Fastner connections in WF 2.0

[johnsmith2]

Hi,

I am the user of both abaqus and Pro/Mechanica. As fastner connections was introduced in the version 2.0 in pro/M. I found compared with abaqus, it is rather simple to make connection between two parts by screws or bolts, what you need to define is edges of the holes, materials, diameter of the bolts, or/and spring stiffness properties, etc. Most important, I don't need to model the real physical bolt parts in Pro/mechanica, I don't need to define the contact pairs between bolts and the parts.

However, I am not sure about the results in Pro/M, especially the contact pressure between bolts and parts. Of course, in Pro/M, bolts take all shear, so, no friction between parts exist.

In abaqus, you need to define surface-to-surface or node-to-surface contact, you need to model the bolts in beam elements, define the master and slave surface.

If my purpose is to ensure that the bolts are strong enough to hold or support under pressure/force between two parts, do you think Pro/M can fulfil my requirements. Thanks for ideas and opinions.

 

[brep]

Since you cross posted this in another forum, here's the same reference I posted as reply:

http://www.patentstorm.us/patents/5920491-fulltext.html

Furthermore, you are not quite correct when you describe what is "required" to model bolts in ABAQUS.

In fact, the complete answer is way too long for this forum. It is suffice to say that analysts model bolts, rivets, welds (fasteners, connectors... the names are somewhat interchangeable) in a variety of ways for a variety of purposes. What are you trying to learn? The load transfer between components? The stress distribution around the connection? The stress in the connector itself? What happens to the structure should a connector fail? Statics? Dynamics?

Depending on your analysis goal, the "correct" way to model the bolt/rivet will vary wildly. In some cases, using a tie constraint between nodes is sufficient. Otherwise you might use a rigid beam, or maybe a deformable beam. You'll have to decide how to attach the rigid/deformable beam to the rest of teh structure. Old-schoolers might use more rigid beams in a wagon-wheel (spider web) configuration. Perhaps you might like to include plasticity in the beam(s)? And also damage?
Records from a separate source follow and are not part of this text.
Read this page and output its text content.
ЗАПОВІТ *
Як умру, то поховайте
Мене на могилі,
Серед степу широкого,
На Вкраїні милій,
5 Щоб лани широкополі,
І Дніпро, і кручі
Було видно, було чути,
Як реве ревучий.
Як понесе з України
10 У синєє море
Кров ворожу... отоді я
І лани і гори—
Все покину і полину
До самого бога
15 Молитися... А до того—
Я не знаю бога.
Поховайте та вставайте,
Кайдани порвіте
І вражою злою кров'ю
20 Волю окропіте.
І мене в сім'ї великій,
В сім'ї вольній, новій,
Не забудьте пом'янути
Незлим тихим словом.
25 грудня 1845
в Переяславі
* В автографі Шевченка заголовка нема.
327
Further, you might want to use a bushing type connection with stiffness,damping, damage and failure that is multi-axial?

Ok, so that's point to point methods. Now you could consider using shell element abstractions, or even solid elements. For these you might like to include contact (back to your original point - you see, contact is not always required unless...).
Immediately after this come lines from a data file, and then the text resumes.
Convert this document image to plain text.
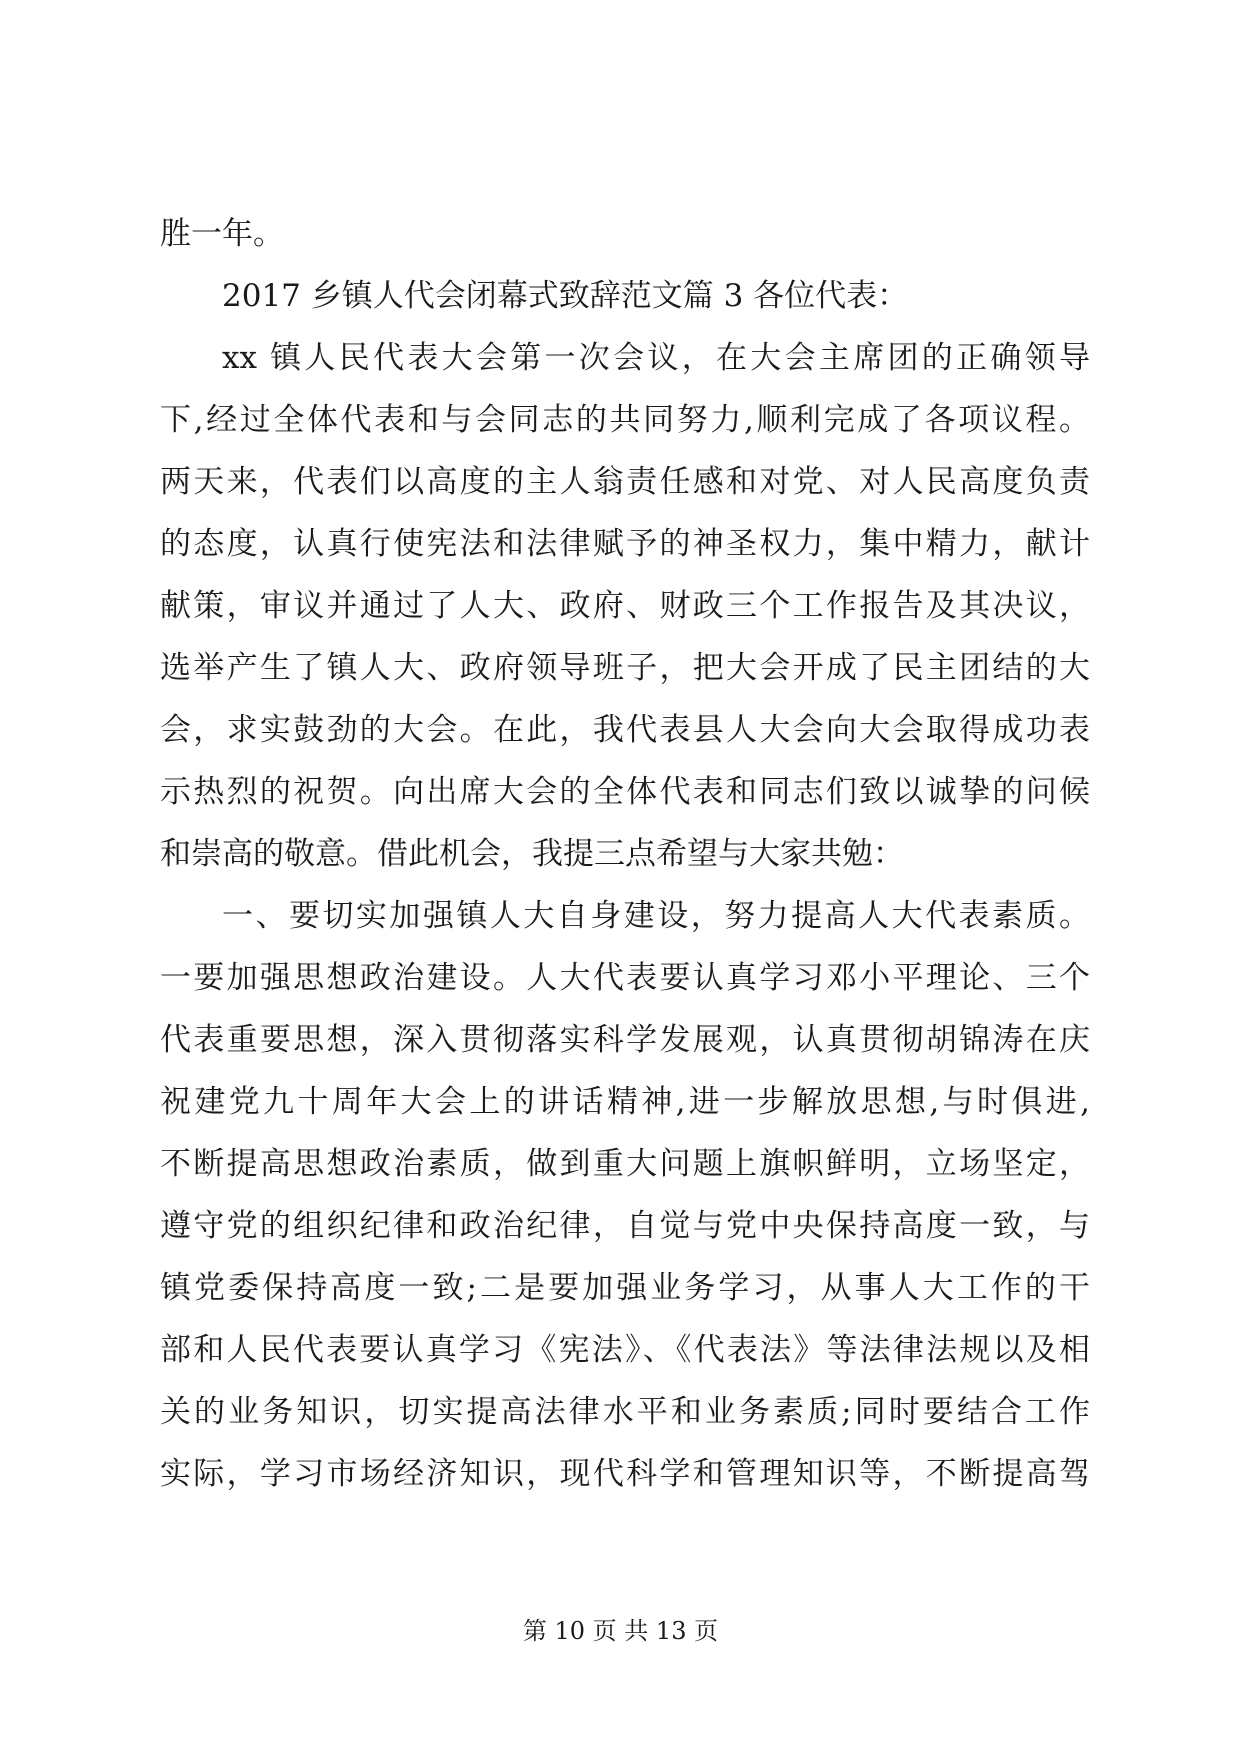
胜一年。
2017 乡镇人代会闭幕式致辞范文篇 3 各位代表：
xx 镇人民代表大会第一次会议，在大会主席团的正确领导
下,经过全体代表和与会同志的共同努力,顺利完成了各项议程。
两天来，代表们以高度的主人翁责任感和对党、对人民高度负责
的态度，认真行使宪法和法律赋予的神圣权力，集中精力，献计
献策，审议并通过了人大、政府、财政三个工作报告及其决议，
选举产生了镇人大、政府领导班子，把大会开成了民主团结的大
会，求实鼓劲的大会。在此，我代表县人大会向大会取得成功表
示热烈的祝贺。向出席大会的全体代表和同志们致以诚挚的问候
和崇高的敬意。借此机会，我提三点希望与大家共勉：
一、要切实加强镇人大自身建设，努力提高人大代表素质。
一要加强思想政治建设。人大代表要认真学习邓小平理论、三个
代表重要思想，深入贯彻落实科学发展观，认真贯彻胡锦涛在庆
祝建党九十周年大会上的讲话精神,进一步解放思想,与时俱进,
不断提高思想政治素质，做到重大问题上旗帜鲜明，立场坚定，
遵守党的组织纪律和政治纪律，自觉与党中央保持高度一致，与
镇党委保持高度一致;二是要加强业务学习，从事人大工作的干
部和人民代表要认真学习《宪法》、《代表法》等法律法规以及相
关的业务知识，切实提高法律水平和业务素质;同时要结合工作
实际，学习市场经济知识，现代科学和管理知识等，不断提高驾
第 10 页 共 13 页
For bolts modeled as solids, what are you going to do with the threads? Are you going to discretize them? Or ignore them? What is your rationale for doing one or the other? If you ignore them how will you connect the bolt to the nut? If you use a tie constraint between them, what effect does this have on the spreading of the threads that is a real-life phenomenon when you torque up the bolt? Tie constraints completely miss this effect, by the way.
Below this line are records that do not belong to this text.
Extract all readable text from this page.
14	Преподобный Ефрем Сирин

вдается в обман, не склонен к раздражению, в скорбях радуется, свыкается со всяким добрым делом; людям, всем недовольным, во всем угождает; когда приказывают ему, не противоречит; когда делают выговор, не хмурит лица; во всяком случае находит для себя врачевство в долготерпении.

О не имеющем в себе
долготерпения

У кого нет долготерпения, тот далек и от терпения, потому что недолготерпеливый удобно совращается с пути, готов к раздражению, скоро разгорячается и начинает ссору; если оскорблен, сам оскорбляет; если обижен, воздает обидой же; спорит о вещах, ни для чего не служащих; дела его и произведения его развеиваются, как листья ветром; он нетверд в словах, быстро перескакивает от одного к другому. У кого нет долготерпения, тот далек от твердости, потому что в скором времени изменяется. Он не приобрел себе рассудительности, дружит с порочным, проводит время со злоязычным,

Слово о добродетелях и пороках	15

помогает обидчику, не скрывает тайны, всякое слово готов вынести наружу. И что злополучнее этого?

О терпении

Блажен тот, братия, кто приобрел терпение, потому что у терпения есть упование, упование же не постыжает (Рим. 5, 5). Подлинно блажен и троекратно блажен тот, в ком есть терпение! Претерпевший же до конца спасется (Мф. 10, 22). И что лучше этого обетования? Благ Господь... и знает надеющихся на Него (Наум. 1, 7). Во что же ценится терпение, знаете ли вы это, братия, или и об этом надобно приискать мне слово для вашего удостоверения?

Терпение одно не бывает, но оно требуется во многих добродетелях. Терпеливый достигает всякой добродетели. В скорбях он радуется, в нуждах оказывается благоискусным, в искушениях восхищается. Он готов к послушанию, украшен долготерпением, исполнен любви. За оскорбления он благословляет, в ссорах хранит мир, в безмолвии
So the real questions (i.e. mechanics related) need to be answered before you can decide which FE tool will do the job. Mechanica may well be the right tool, but if decide friction in contact, plasticity, damage, failure etc... are going to influence your analysis, then you might have to look further...

 

[johnsmith2]

Thanks for your information and explanation. You are very true to point out what I should try to do in the problem.

1) Load transfer between components?
2) stress distribution around the fasteners?
2) stress in fasteners itself?

After reading the manual, in Pro/M, I think what they can do is (1,2), not (3). Because we don't need to model bolts as solid or shell elements. So. we have no idea to see whether they are strong enough to hold external forces. Also, bolts take all the shear, without friction between parts involved. Moreover, linear analysis cannot catch the behavior where the preload is overcome and the joints start to open up.

It seems that most people rely on the theoretical calculation to predict the bolts stress. For example, based on the tensile area of bolts, the bolt stress can be calculated based on the force or torque applied to bolts.

thanks again to make me think!